Researchers develop a self-supervised AI adaptation framework to enhance the sensing accuracy of EMG devices
Surface electromyography (EMG) has been widely used to measure the electrical activity of muscles. However, the variability in EMG sensing signals due to biological differences of different users significantly degrades the performance and potential of EMG systems.
Recently, researchers from the City University of Hong Kong (CityU) developed a deep learning-based framework called EMGSense, which can achieve high sensing performance for new users using AI self-training techniques. This opens a new path for developing more advanced and accurate wearable EMG devices in areas like neurorehabilitation and virtual reality.
This latest invention won an award at The 21st International Conference on Pervasive Computing and Communications (PerCom 2023) held in Atlanta, U.S… It helps overcome the bottleneck in existing approaches and supports the widespread adoption of EMG-based applications.

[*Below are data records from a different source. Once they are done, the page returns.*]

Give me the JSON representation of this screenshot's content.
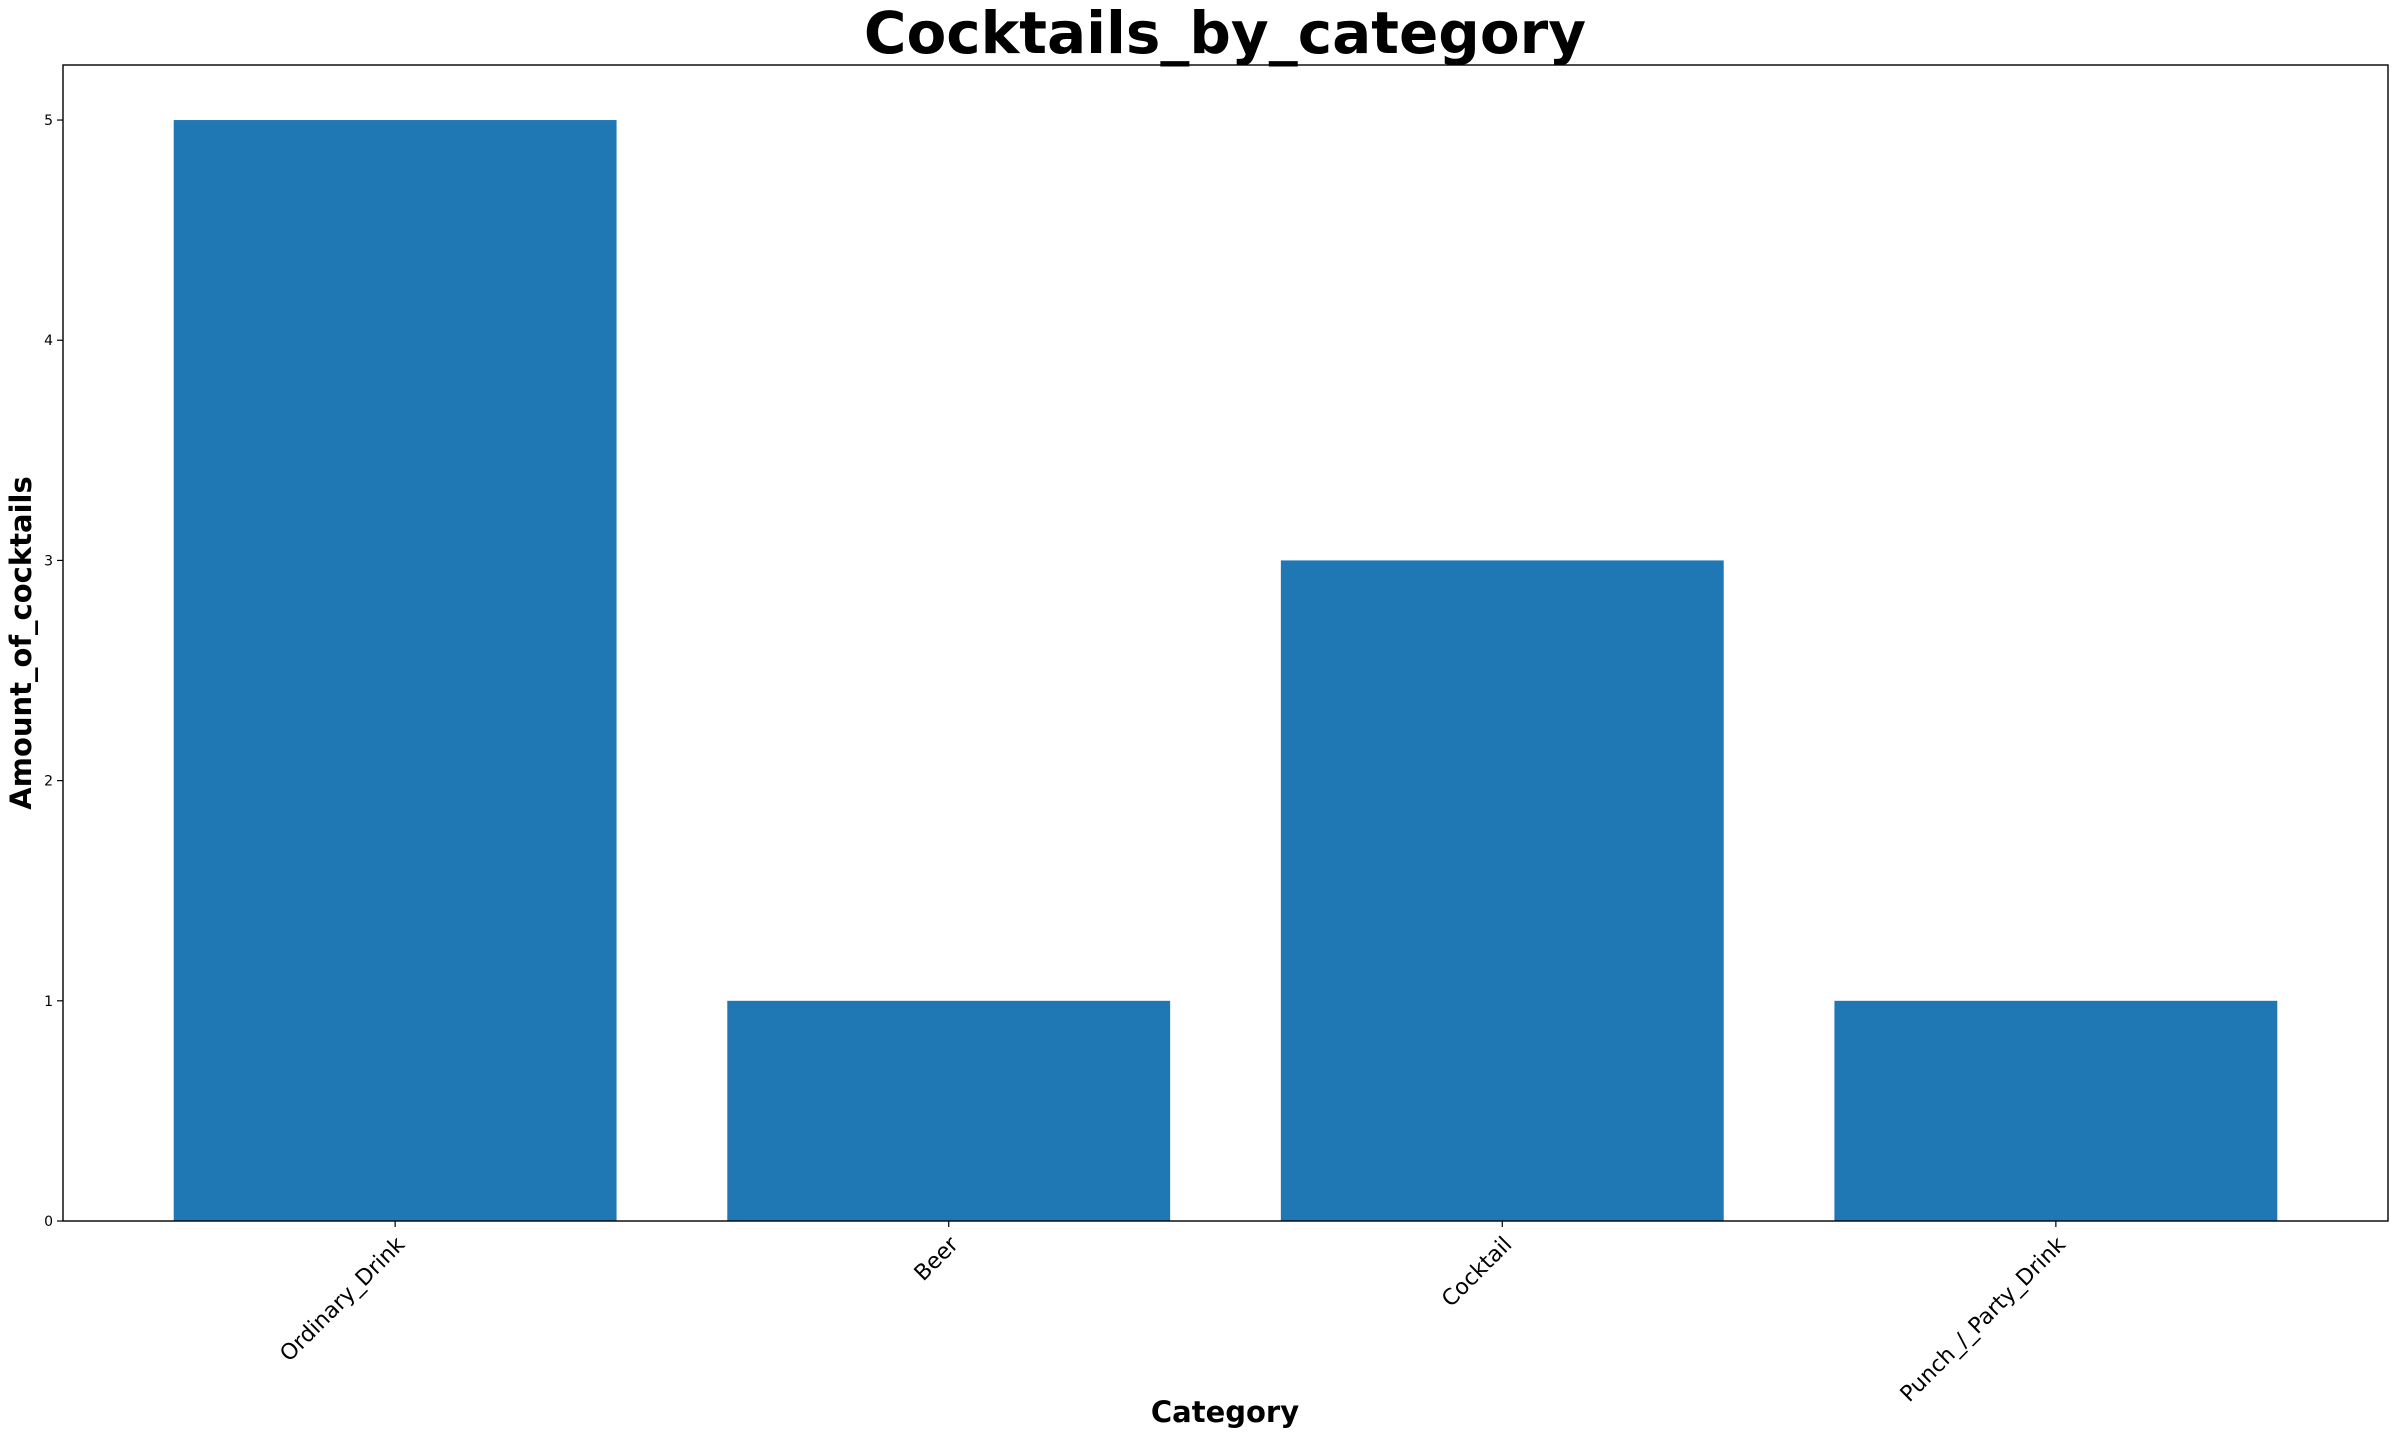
{
  "chart_data": {
    "type": "bar",
    "title": "Cocktails_by_category",
    "xlabel": "Category",
    "ylabel": "Amount_of_cocktails",
    "categories": [
      "Ordinary_Drink",
      "Beer",
      "Cocktail",
      "Punch_/_Party_Drink"
    ],
    "values": [
      5,
      1,
      3,
      1
    ],
    "ylim": [
      0,
      5.25
    ],
    "yticks": [
      0,
      1,
      2,
      3,
      4,
      5
    ],
    "bar_color": "#1f77b4",
    "grid": false,
    "legend": "none"
  }
}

EMG measures the electrical activity of muscles using surface electrodes on the skin. EMG-based sensing has attracted considerable attention in recent years and has created a lot of intelligent applications, such as neurorehabilitation, activity recognition, gesture recognition, and virtual reality.
But a fundamental challenge in existing EMG systems is how to tackle cross-user scenarios. EMG signals can be seriously influenced by various biological factors, such as body fat, skin conditions, age, and fatigue. So significant performance degradation would be caused by time-varying biological heterogeneity when the EMG system is employed by different users.
To address this challenge, researchers from the Department of Computer Science at CityU recently proposed the first low-effort, AI-empowered domain adaptation framework, called EMGSense, which provides high-accuracy EMG sensing for new users using AI-training techniques. EMGSense is a self-supervised system with a self-training AI strategy. It can cope with the performance degradation caused by inter-user biological heterogeneity.
The new framework integrates advanced self-supervised techniques into a carefully designed deep neural network (DNN) structure. It uses small-scale unlabeled data from a new user and pre-collected data from several existing users to train a discriminative model to realize intelligent applications for new users. The pre-collected data is stored in the cloud and can serve all new users, reducing the burden of data collection and annotation.
EMGSense’s DNN structure involves two training stages, which complement each other. It first eliminates user-specific features in the feature space for easy transferring, and then it employs AI techniques to re-learn the new target’s user-specific biological features in that space for high-performance EMG sensing. This allows EMGSense to adapt to new users with satisfactory performance in a low-effort, self-supervised manner without wasting significant deployment overhead.
In addition, the researchers leveraged the unlabeled data collected during the usage to achieve long-term robust performance that can handle the time-varying nature of EMG signals.
A comprehensive evaluation of two sizable datasets collected from 13 participants indicated that EMGSense achieved an average accuracy of 91.9% and 81.2% in gesture recognition and activity recognition, respectively. EMGSense also outperformed state-of-the-art EMG-oriented domain adaptation approaches by 12.5%–17.4% and achieved comparable performance with one trained in a supervised-learning manner.
The novel EMGSense framework has the potential to revolutionize the field of EMG sensing by reducing the burden of data collection and annotation while achieving high accuracy in a low-effort manner. It fills the research gap in heterogeneity problems in EMG sensing and enables a variety of novel EMG-based cross-user applications, such as clinical practice, neurorehabilitation, and human-machine interaction. It also makes a humble step towards the ubiquity of smart EMG wearable devices with higher performance in real-world scenarios.
The paper is published as part of the 2023 IEEE International Conference on Pervasive Computing and Communications (PerCom).